By Stephen Beech via SWNS
The discovery of 10 mummified crocodiles at a historical site in Egypt has given fresh insight into the ancient embalming technique.
Archaeologists say the mummies found in an undisturbed tomb at Qubbat al-Hawā, on the west bank of the Nile, date to the 5th Century BC and were mummified in a unique manner.
Study leader Dr. Bea De Cupere said that mummified animals are common finds at Egyptian archaeological sites but, despite several hundred mummified crocodiles being available in museum collections worldwide, they are not often examined thoroughly.
Dr. Cupere, of the Royal Belgian Institute of Natural Sciences and her team conducted a detailed analysis of the preservation of the mummified crocodiles found in rock tombs.
She said: “Ten crocodile mummies, including five more or less complete bodies and five heads, were found in an undisturbed tomb.
"The mummies were in varying states of preservation and completeness. The mummies included five isolated skulls and five partial skeletons."

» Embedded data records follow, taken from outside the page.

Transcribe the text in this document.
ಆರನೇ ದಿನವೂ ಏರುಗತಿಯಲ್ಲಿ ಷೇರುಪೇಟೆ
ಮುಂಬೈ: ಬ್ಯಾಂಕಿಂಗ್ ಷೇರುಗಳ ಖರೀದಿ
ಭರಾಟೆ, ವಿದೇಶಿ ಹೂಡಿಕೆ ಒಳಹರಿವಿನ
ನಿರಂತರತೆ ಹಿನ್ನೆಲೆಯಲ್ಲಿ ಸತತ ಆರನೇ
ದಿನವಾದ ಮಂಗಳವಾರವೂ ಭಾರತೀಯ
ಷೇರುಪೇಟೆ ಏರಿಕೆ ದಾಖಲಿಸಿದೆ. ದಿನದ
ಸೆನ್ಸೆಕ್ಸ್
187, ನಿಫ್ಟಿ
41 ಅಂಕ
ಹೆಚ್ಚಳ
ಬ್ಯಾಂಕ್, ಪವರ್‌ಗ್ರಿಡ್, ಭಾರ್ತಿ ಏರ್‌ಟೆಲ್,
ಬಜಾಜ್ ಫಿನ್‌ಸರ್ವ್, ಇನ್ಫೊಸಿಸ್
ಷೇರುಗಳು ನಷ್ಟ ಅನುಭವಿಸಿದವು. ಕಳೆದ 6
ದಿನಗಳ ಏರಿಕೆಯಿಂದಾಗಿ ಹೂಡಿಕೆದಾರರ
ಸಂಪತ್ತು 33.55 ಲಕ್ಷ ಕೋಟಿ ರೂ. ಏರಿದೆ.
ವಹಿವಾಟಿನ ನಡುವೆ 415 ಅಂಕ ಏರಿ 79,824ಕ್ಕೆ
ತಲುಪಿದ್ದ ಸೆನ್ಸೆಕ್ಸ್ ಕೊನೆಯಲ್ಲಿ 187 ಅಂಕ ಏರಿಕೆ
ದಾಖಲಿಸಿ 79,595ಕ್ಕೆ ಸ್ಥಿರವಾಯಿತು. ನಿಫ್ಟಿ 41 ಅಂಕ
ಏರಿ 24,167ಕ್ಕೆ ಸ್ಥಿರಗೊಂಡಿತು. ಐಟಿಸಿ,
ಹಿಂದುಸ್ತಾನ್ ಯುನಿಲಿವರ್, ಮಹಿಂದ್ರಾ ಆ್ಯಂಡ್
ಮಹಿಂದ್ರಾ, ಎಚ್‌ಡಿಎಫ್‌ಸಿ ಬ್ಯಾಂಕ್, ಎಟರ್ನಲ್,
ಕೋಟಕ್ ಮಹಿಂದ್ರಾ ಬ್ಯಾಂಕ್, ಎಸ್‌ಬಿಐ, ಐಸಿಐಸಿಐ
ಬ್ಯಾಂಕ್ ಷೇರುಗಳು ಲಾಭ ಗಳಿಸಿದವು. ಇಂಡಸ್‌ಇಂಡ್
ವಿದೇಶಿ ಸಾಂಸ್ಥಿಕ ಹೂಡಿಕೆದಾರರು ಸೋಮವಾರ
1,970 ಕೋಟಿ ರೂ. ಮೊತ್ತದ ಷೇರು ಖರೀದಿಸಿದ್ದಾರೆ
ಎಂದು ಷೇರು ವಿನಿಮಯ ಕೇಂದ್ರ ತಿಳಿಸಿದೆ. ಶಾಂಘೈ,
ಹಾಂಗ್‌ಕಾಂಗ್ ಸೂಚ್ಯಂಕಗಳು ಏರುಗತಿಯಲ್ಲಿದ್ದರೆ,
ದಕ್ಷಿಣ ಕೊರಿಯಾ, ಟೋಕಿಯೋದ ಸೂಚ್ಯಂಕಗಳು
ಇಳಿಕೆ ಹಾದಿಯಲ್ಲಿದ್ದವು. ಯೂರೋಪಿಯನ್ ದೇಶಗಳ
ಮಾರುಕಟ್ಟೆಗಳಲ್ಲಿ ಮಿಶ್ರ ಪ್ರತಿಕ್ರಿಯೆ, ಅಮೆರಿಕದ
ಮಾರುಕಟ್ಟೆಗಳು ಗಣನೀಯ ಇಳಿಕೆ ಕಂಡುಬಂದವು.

The research team were able to examine without unwrapping or using CT-scanning and radiography.
Dr. Cupere said: "Based on the morphology of the crocodiles, two species were identified: West African and Nile crocodiles, with specimens ranging from 1.5 to 3.5 meters in length.
"The preservation style of the mummies is different from that found at other sites, most notably lacking evidence of resin use or carcass evisceration as part of the mummification process.
"The style of preservation suggests a pre-Ptolemaic age, which is consistent with the final phase of funerary use of Qubbat al-Hawā during the 5th Century BC."
She added: "Comparing mummies between archaeological sites is useful for identifying trends in animal use and mummification practices over time.
"The limitations of this study included the lack of available ancient DNA and radiocarbon, which would be useful for refining the identification and dating of the remains.
"Future studies incorporating these techniques will further inform scientific understanding of ancient Egyptian cultural practices."
The findings were published in the journal PLoS ONE.